Ōmura Sumitada

In this Japanese name, the family name is Ōmura.

Ōmura Sumitada (大村 純忠, 1533 – June 23, 1587) was a Japanese daimyo lord of the Sengoku period. He achieved fame throughout the country for being the first of the daimyo to convert to Christianity following the arrival of the Jesuit missionaries in the mid-16th century. Following his baptism, he became known as "Dom Bartolomeu". Sumitada is also known as the lord who opened the port of Nagasaki to foreign trade.

Early life

Ōmura Sumitada was born in 1533, the son of Arima Haruzumi, lord of Shimabara, and his wife, who was a daughter of Ōmura Sumiyoshi. His childhood name was Shōdōmaru 勝童丸. At age 5, he was adopted by his uncle Ōmura Sumisaki, and succeeded to the Ōmura family headship in 1550. As Sumisaki had no legitimate heirs, and the Ōmura clan had its origins in the family line of the Arima, Sumisaki readily adopted the young Shodomaru, who took the name Sumitada at the time of his succession.

Career

Following his succession, he was immediately faced with a multitude of pressures, the greatest of which was the attack from Ryūzōji Takanobu of Hizen-Saga. Sumitada found the answer to his problems in the form of Christianity. In 1561, following the murder of foreigners in Hirado (in the area of influence of the Hirado clan), the Portuguese began to look for other ports where they could trade.

In response to their search, Sumitada offered them safe haven in his domain, at Yokose-ura. This cast a great impression on the Portuguese, and particularly on the Society of Jesus (the Jesuits). This they readily agreed to, and soon after, in 1563, Sumitada and his retainers became Christian, and Sumitada took the baptismal name Bartolomeu. However, Sumitada was radical in his faith, razing Buddhist temples and Shinto shrines, defacing his ancestors' graves, and because he forced Christianity on his retainers and the people of his domain, he ran the serious risk of a general uprising.

Opening Nagasaki

Goto Takaakira, an illegitimate son of Ōmura Sumisaki who hated Sumitada, led an uprising and burned Yokoseura, ending the foreign trade there. As a result, in 1570, Sumitada opened the port of Nagasaki to the Portuguese and sponsored its development. When the Ryūzōji attacked Nagasaki in 1578, the Portuguese assisted Sumitada in repulsing them. Following this event, on June 9, 1580 Sumitada ceded Nagasaki "in perpetuity" to the Society of Jesus.

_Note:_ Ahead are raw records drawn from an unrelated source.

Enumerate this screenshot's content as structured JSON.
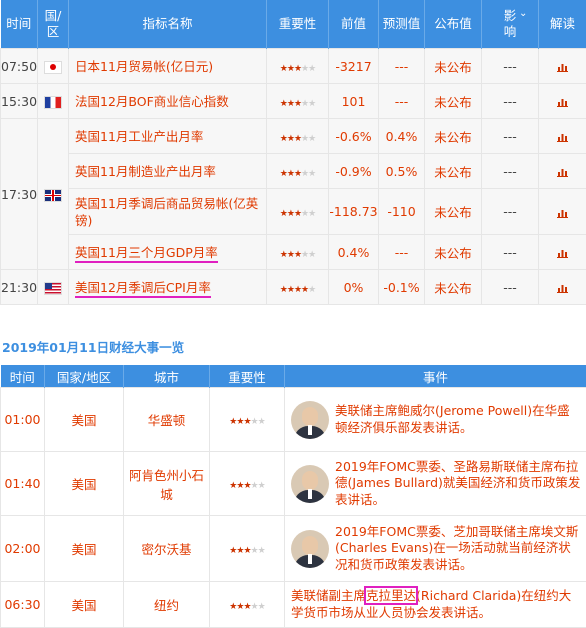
{
  "table1": {
    "headers": {
      "time": "时间",
      "country": "国/区",
      "indicator": "指标名称",
      "importance": "重要性",
      "previous": "前值",
      "forecast": "预测值",
      "actual": "公布值",
      "impact": "影响",
      "impact_icon": "chevron-down-icon",
      "interpret": "解读"
    },
    "rows": [
      {
        "time": "07:50",
        "flag": "japan",
        "name": "日本11月贸易帐(亿日元)",
        "stars": 3,
        "previous": "-3217",
        "forecast": "---",
        "actual": "未公布",
        "impact": "---"
      },
      {
        "time": "15:30",
        "flag": "france",
        "name": "法国12月BOF商业信心指数",
        "stars": 3,
        "previous": "101",
        "forecast": "---",
        "actual": "未公布",
        "impact": "---"
      },
      {
        "time": "17:30",
        "flag": "uk",
        "name": "英国11月工业产出月率",
        "stars": 3,
        "previous": "-0.6%",
        "forecast": "0.4%",
        "actual": "未公布",
        "impact": "---"
      },
      {
        "time": "",
        "flag": "",
        "name": "英国11月制造业产出月率",
        "stars": 3,
        "previous": "-0.9%",
        "forecast": "0.5%",
        "actual": "未公布",
        "impact": "---"
      },
      {
        "time": "",
        "flag": "",
        "name": "英国11月季调后商品贸易帐(亿英镑)",
        "stars": 3,
        "previous": "-118.73",
        "forecast": "-110",
        "actual": "未公布",
        "impact": "---"
      },
      {
        "time": "",
        "flag": "",
        "name": "英国11月三个月GDP月率",
        "stars": 3,
        "previous": "0.4%",
        "forecast": "---",
        "actual": "未公布",
        "impact": "---"
      },
      {
        "time": "21:30",
        "flag": "usa",
        "name": "美国12月季调后CPI月率",
        "stars": 4,
        "previous": "0%",
        "forecast": "-0.1%",
        "actual": "未公布",
        "impact": "---"
      }
    ]
  },
  "events_section": {
    "title": "2019年01月11日财经大事一览",
    "headers": {
      "time": "时间",
      "country": "国家/地区",
      "city": "城市",
      "importance": "重要性",
      "event": "事件"
    },
    "rows": [
      {
        "time": "01:00",
        "country": "美国",
        "city": "华盛顿",
        "stars": 3,
        "avatar": "powell-avatar",
        "event": "美联储主席鲍威尔(Jerome Powell)在华盛顿经济俱乐部发表讲话。"
      },
      {
        "time": "01:40",
        "country": "美国",
        "city": "阿肯色州小石城",
        "stars": 3,
        "avatar": "bullard-avatar",
        "event": "2019年FOMC票委、圣路易斯联储主席布拉德(James Bullard)就美国经济和货币政策发表讲话。"
      },
      {
        "time": "02:00",
        "country": "美国",
        "city": "密尔沃基",
        "stars": 3,
        "avatar": "evans-avatar",
        "event": "2019年FOMC票委、芝加哥联储主席埃文斯(Charles Evans)在一场活动就当前经济状况和货币政策发表讲话。"
      },
      {
        "time": "06:30",
        "country": "美国",
        "city": "纽约",
        "stars": 3,
        "avatar": "",
        "event_pre": "美联储副主席",
        "event_hl": "克拉里达",
        "event_post": "(Richard Clarida)在纽约大学货币市场从业人员协会发表讲话。"
      }
    ]
  },
  "colors": {
    "header_blue": "#3d8fe0",
    "text_red": "#e03a00",
    "star_red": "#cc3300",
    "highlight_magenta": "#e020c0"
  }
}
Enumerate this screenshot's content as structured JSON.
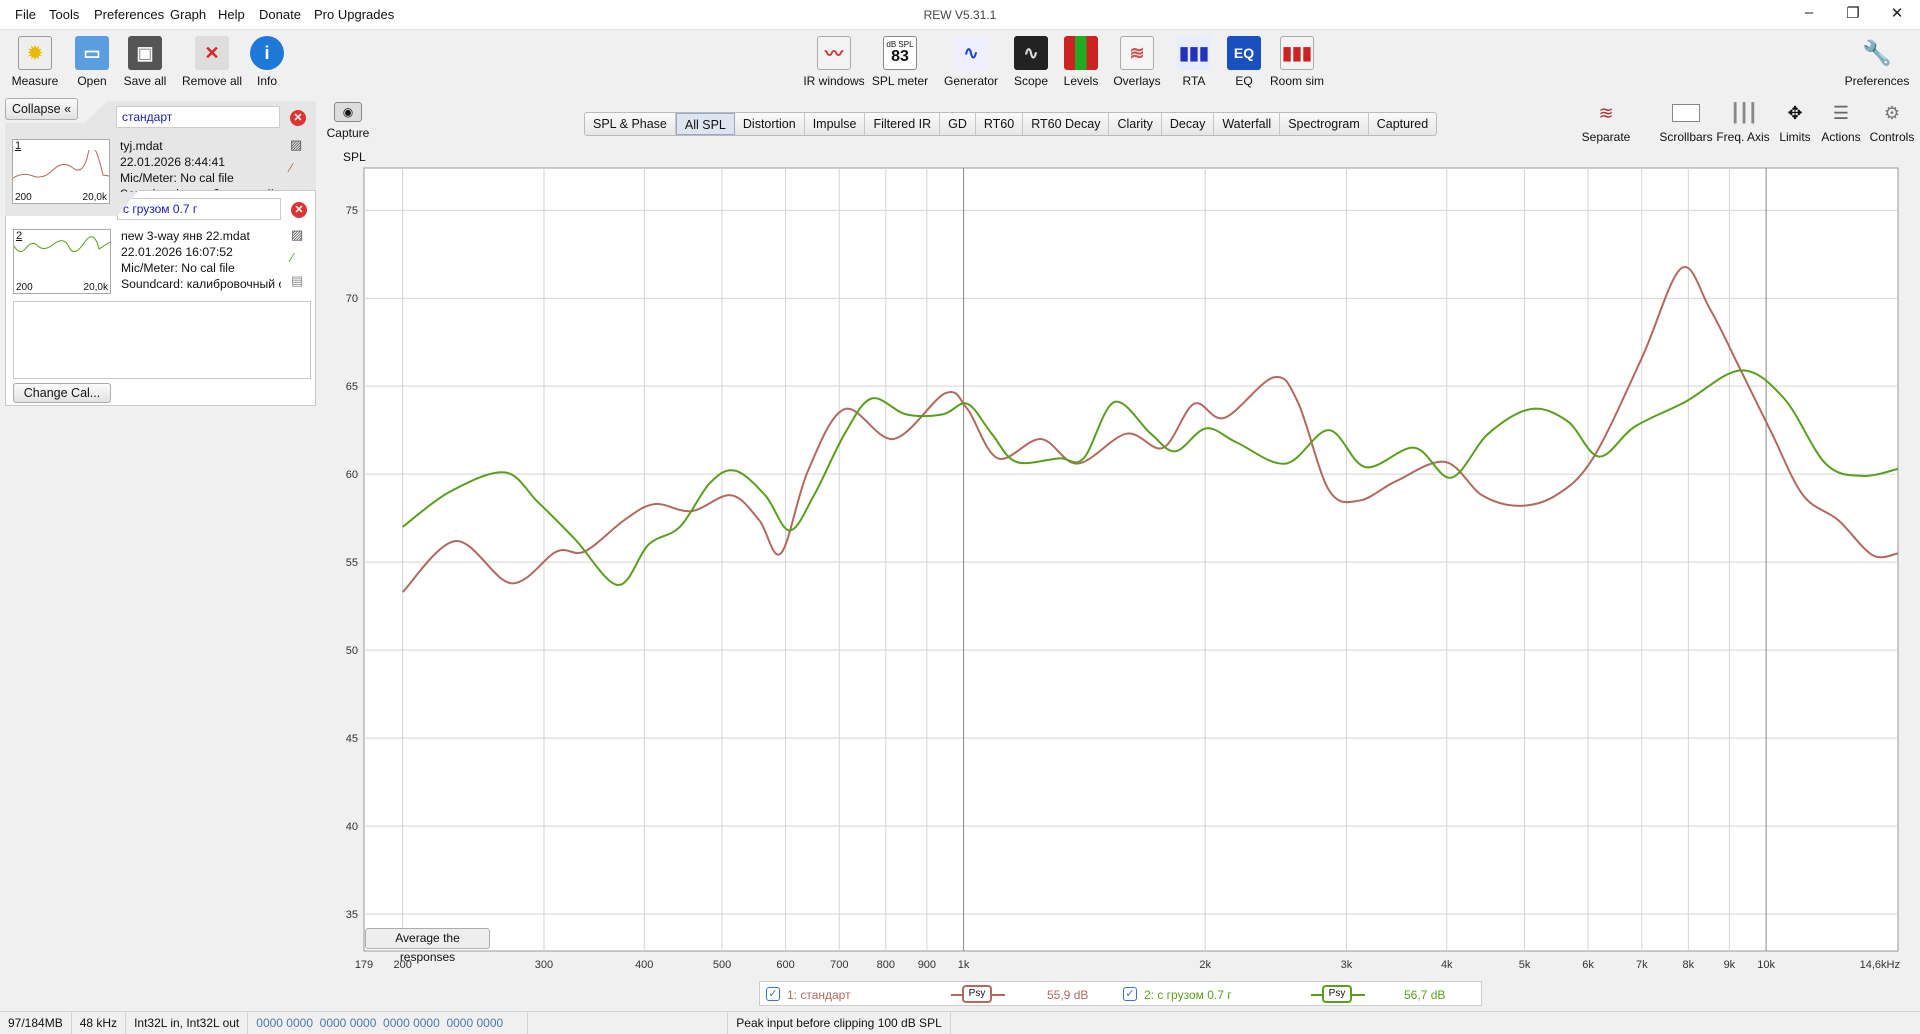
{
  "window": {
    "title": "REW V5.31.1"
  },
  "menu": [
    "File",
    "Tools",
    "Preferences",
    "Graph",
    "Help",
    "Donate",
    "Pro Upgrades"
  ],
  "toolbar_left": [
    {
      "label": "Measure",
      "icon": "measure-icon"
    },
    {
      "label": "Open",
      "icon": "folder-icon"
    },
    {
      "label": "Save all",
      "icon": "save-icon"
    },
    {
      "label": "Remove all",
      "icon": "remove-icon"
    },
    {
      "label": "Info",
      "icon": "info-icon"
    }
  ],
  "toolbar_center": [
    {
      "label": "IR windows",
      "icon": "ir-windows-icon"
    },
    {
      "label": "SPL meter",
      "icon": "spl-meter-icon",
      "badge_top": "dB SPL",
      "badge_value": "83"
    },
    {
      "label": "Generator",
      "icon": "generator-icon"
    },
    {
      "label": "Scope",
      "icon": "scope-icon"
    },
    {
      "label": "Levels",
      "icon": "levels-icon"
    },
    {
      "label": "Overlays",
      "icon": "overlays-icon"
    },
    {
      "label": "RTA",
      "icon": "rta-icon"
    },
    {
      "label": "EQ",
      "icon": "eq-icon"
    },
    {
      "label": "Room sim",
      "icon": "room-sim-icon"
    }
  ],
  "toolbar_right": {
    "label": "Preferences"
  },
  "panel": {
    "collapse_label": "Collapse",
    "measurements": [
      {
        "index": "1",
        "name": "стандарт",
        "file": "tyj.mdat",
        "date": "22.01.2026 8:44:41",
        "mic": "Mic/Meter: No cal file",
        "soundcard": "Soundcard: калибровочный с",
        "thumb_min": "200",
        "thumb_max": "20,0k",
        "color": "#b06a5e"
      },
      {
        "index": "2",
        "name": "с грузом 0.7 г",
        "file": "new 3-way янв 22.mdat",
        "date": "22.01.2026 16:07:52",
        "mic": "Mic/Meter: No cal file",
        "soundcard": "Soundcard: калибровочный с",
        "thumb_min": "200",
        "thumb_max": "20,0k",
        "color": "#5a9e1e"
      }
    ],
    "change_cal_label": "Change Cal..."
  },
  "capture_label": "Capture",
  "tabs": [
    "SPL & Phase",
    "All SPL",
    "Distortion",
    "Impulse",
    "Filtered IR",
    "GD",
    "RT60",
    "RT60 Decay",
    "Clarity",
    "Decay",
    "Waterfall",
    "Spectrogram",
    "Captured"
  ],
  "active_tab": "All SPL",
  "right_controls": [
    {
      "label": "Separate",
      "icon": "separate-icon"
    },
    {
      "label": "Scrollbars",
      "icon": "scrollbars-icon"
    },
    {
      "label": "Freq. Axis",
      "icon": "freq-axis-icon"
    },
    {
      "label": "Limits",
      "icon": "limits-icon"
    },
    {
      "label": "Actions",
      "icon": "actions-icon"
    },
    {
      "label": "Controls",
      "icon": "controls-icon"
    }
  ],
  "average_button": "Average the responses",
  "legend": [
    {
      "label": "1: стандарт",
      "smoothing": "Psy",
      "value": "55,9 dB",
      "color": "#b06a5e",
      "checked": true
    },
    {
      "label": "2: с грузом 0.7 г",
      "smoothing": "Psy",
      "value": "56,7 dB",
      "color": "#5a9e1e",
      "checked": true
    }
  ],
  "status": {
    "memory": "97/184MB",
    "rate": "48 kHz",
    "format": "Int32L in, Int32L out",
    "bits": "0000 0000  0000 0000  0000 0000  0000 0000",
    "peak": "Peak input before clipping 100 dB SPL"
  },
  "chart_data": {
    "type": "line",
    "ylabel": "SPL",
    "xscale": "log",
    "xlim": [
      179,
      14600
    ],
    "ylim": [
      32.9,
      77.4
    ],
    "yticks": [
      35,
      40,
      45,
      50,
      55,
      60,
      65,
      70,
      75
    ],
    "xticks": [
      {
        "v": 179,
        "t": "179"
      },
      {
        "v": 200,
        "t": "200"
      },
      {
        "v": 300,
        "t": "300"
      },
      {
        "v": 400,
        "t": "400"
      },
      {
        "v": 500,
        "t": "500"
      },
      {
        "v": 600,
        "t": "600"
      },
      {
        "v": 700,
        "t": "700"
      },
      {
        "v": 800,
        "t": "800"
      },
      {
        "v": 900,
        "t": "900"
      },
      {
        "v": 1000,
        "t": "1k"
      },
      {
        "v": 2000,
        "t": "2k"
      },
      {
        "v": 3000,
        "t": "3k"
      },
      {
        "v": 4000,
        "t": "4k"
      },
      {
        "v": 5000,
        "t": "5k"
      },
      {
        "v": 6000,
        "t": "6k"
      },
      {
        "v": 7000,
        "t": "7k"
      },
      {
        "v": 8000,
        "t": "8k"
      },
      {
        "v": 9000,
        "t": "9k"
      },
      {
        "v": 10000,
        "t": "10k"
      },
      {
        "v": 14600,
        "t": "14,6kHz"
      }
    ],
    "grid": true,
    "series": [
      {
        "name": "1: стандарт",
        "color": "#b06a5e",
        "x": [
          200,
          233,
          273,
          311,
          337,
          378,
          412,
          458,
          513,
          556,
          592,
          640,
          711,
          818,
          949,
          1011,
          1103,
          1248,
          1387,
          1596,
          1773,
          1937,
          2114,
          2434,
          2609,
          2852,
          3114,
          3458,
          3980,
          4427,
          4922,
          5472,
          6084,
          7000,
          7840,
          8510,
          9300,
          10170,
          11120,
          12290,
          13570,
          14600
        ],
        "y": [
          53.3,
          56.2,
          53.8,
          55.6,
          55.6,
          57.4,
          58.3,
          57.9,
          58.8,
          57.4,
          55.5,
          60.2,
          63.7,
          62.0,
          64.6,
          63.7,
          60.9,
          62.0,
          60.6,
          62.3,
          61.5,
          64.0,
          63.2,
          65.5,
          64.1,
          59.1,
          58.5,
          59.6,
          60.7,
          58.8,
          58.2,
          58.8,
          60.9,
          66.6,
          71.7,
          69.4,
          65.9,
          62.3,
          58.8,
          57.4,
          55.4,
          55.5
        ]
      },
      {
        "name": "2: с грузом 0.7 г",
        "color": "#5a9e1e",
        "x": [
          200,
          229,
          268,
          295,
          328,
          371,
          405,
          443,
          483,
          519,
          566,
          607,
          651,
          711,
          768,
          848,
          942,
          1011,
          1084,
          1163,
          1315,
          1411,
          1541,
          1711,
          1836,
          2005,
          2190,
          2520,
          2852,
          3168,
          3646,
          4051,
          4506,
          5093,
          5660,
          6192,
          6860,
          7925,
          9300,
          10530,
          11860,
          13180,
          14600
        ],
        "y": [
          57.0,
          59.0,
          60.1,
          58.4,
          56.3,
          53.7,
          56.0,
          57.0,
          59.5,
          60.2,
          58.8,
          56.8,
          58.8,
          62.3,
          64.3,
          63.4,
          63.4,
          64.0,
          62.3,
          60.7,
          60.9,
          60.9,
          64.1,
          62.3,
          61.3,
          62.6,
          61.8,
          60.6,
          62.5,
          60.4,
          61.5,
          59.8,
          62.3,
          63.7,
          63.0,
          61.0,
          62.7,
          64.1,
          65.9,
          64.3,
          60.6,
          59.9,
          60.3
        ]
      }
    ]
  }
}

Following Toyotomi Hideyoshi's campaign against the Shimazu clan, the Ōmura were confirmed in their holdings, though Nagasaki was taken from the Jesuits and made into a chokkatsu-ryo, or direct landholding, of the Toyotomi administration.

Later life

Sumitada handed over domainal administration to his son Omura Yoshiaki and retired, living in a mansion at Sakaguchi. He died there of tuberculosis, on June 23, 1587.

Contemporary descriptions

There is also a certain event that is quite known to this day, in which the Portuguese Jesuit father Luís Fróis had once wrote:

"As Omura Sumitada had gone off to the wars, it so happened that he passed on the way an idol, Marishiten by name, which is their god of battles. When they pass it, they bow and pay reverence to it, and the pagans who are on horseback dismount as a sign of their respect. Now the idol had above it a cockerel. As the daimyo came there with his squadron he had his men stop and ordered them to take the idol and burn it together with the whole temple; and he took the cockerel and gave it a blow with the sword, saying to it, "Oh, how many times have you betrayed me!" And after everything had been burnt down, he had a very beautiful cross erected on the same spot, and after he and his men had paid very deep reverence to it, they continued on their way to the wars."